Snow is not something you really want to drive on but sometimes it can't be helped. Following a few safety tips will help you cope with the slippery conditions better.
Firstly make sure you have a set of winter tyres with an M+S rating (Mud and Snow). The next best option is all season tyres but if you only have summer tyres, make sure they have at least 3mm of tread left.
In most cases, if you are travelling at low speeds in low-grip environments, it is useful to reduce your tyre pressure by 5pis - this will increase the footprint and improve traction. Remember to re-inflate the tyres when speeds increase or conditions improve - a poorly inflated tyre is lethal at speed!
Many modern automatic cars have a snow mode that will change up gears quicker to reduce wheel torque, and some will change down sooner too to improve engine breaking. Some cars even have a snow mode for the engine, which numbs the responses and reduces torque, making driving easier.
Most modern cars now have ABS which allows the driver to steer under heavy braking in normal conditions. In snow however, it doesn't allow a retarding build up of snow in front of the tyres and can actually increase breaking distances over non-ABS cars so be aware of this.
If your car has traction aids, practice using them at low speed on a safe road to familiarise yourself with their effects - some feel counter-intuitive but can save lives, others can actually be detrimental to traction in the snow. Knowing in advance what does what can mean the difference between avoiding an accident or ending up in a crash.
Along with single lane un-gritted B-roads and tracks, the most difficult roads to encounter in snow are probably those on a hill. To climb a slope in the snow there are two key factors: momentum and traction. If you can take a run up to help gain traction, that will be useful. Use a high gear and low revs (which reduces the amountof torque going to each wheel and thus reduces the chance of the them spinning). With many cars, particularly diesels, you can let the car crawl up the slope in 1st or 2nd gear with the clutch out and no throttle.

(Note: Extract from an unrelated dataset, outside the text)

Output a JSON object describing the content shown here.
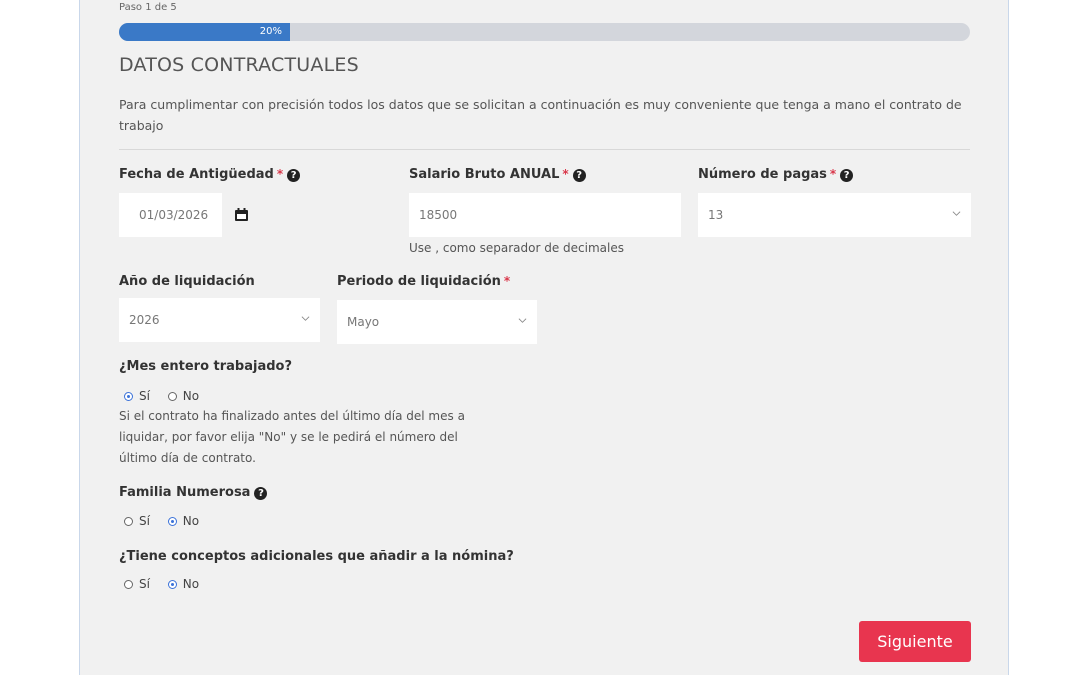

Descending a slope is all about control and keeping momentum as low as possible. Select first gear and then release all pedals. This allows the car to use engine braking, which is smoother than sharp, modern, power-assisted brakes. Because diesels have much higher compression, they have more engine braking. While useful, it is sometimes too much for steep descents, in which case change to second gear. Try to avoid using the brakes, and above all, do not panic. As soon as a wheel locks, its retardation effect is dramatically reduced and it cannot steer. If your rear wheels lock, the vehicle is likely to spin. If the front wheels lock, you will loose steering and maintain whatever trajectory you started with.
Remember that the ability of the driver is more important than the car they are driving. A well driven front wheel drive car can go further in snowy conditions than a poorly driven SUV.
Always brake gently and progressively in snow - if the wheels lock, simply reduce the brake pressure until they regain traction. Use engine braking when possible .
Additionally, always steer smoothly and do not apply too much lock. If you feel the front sliding wide, smoothly reduce the lock. Always steer into a skid but do not over-react otherwise you will end up with a dangerous pendulum effect.
Most importantly, pick a good route, think ahead and stay safe.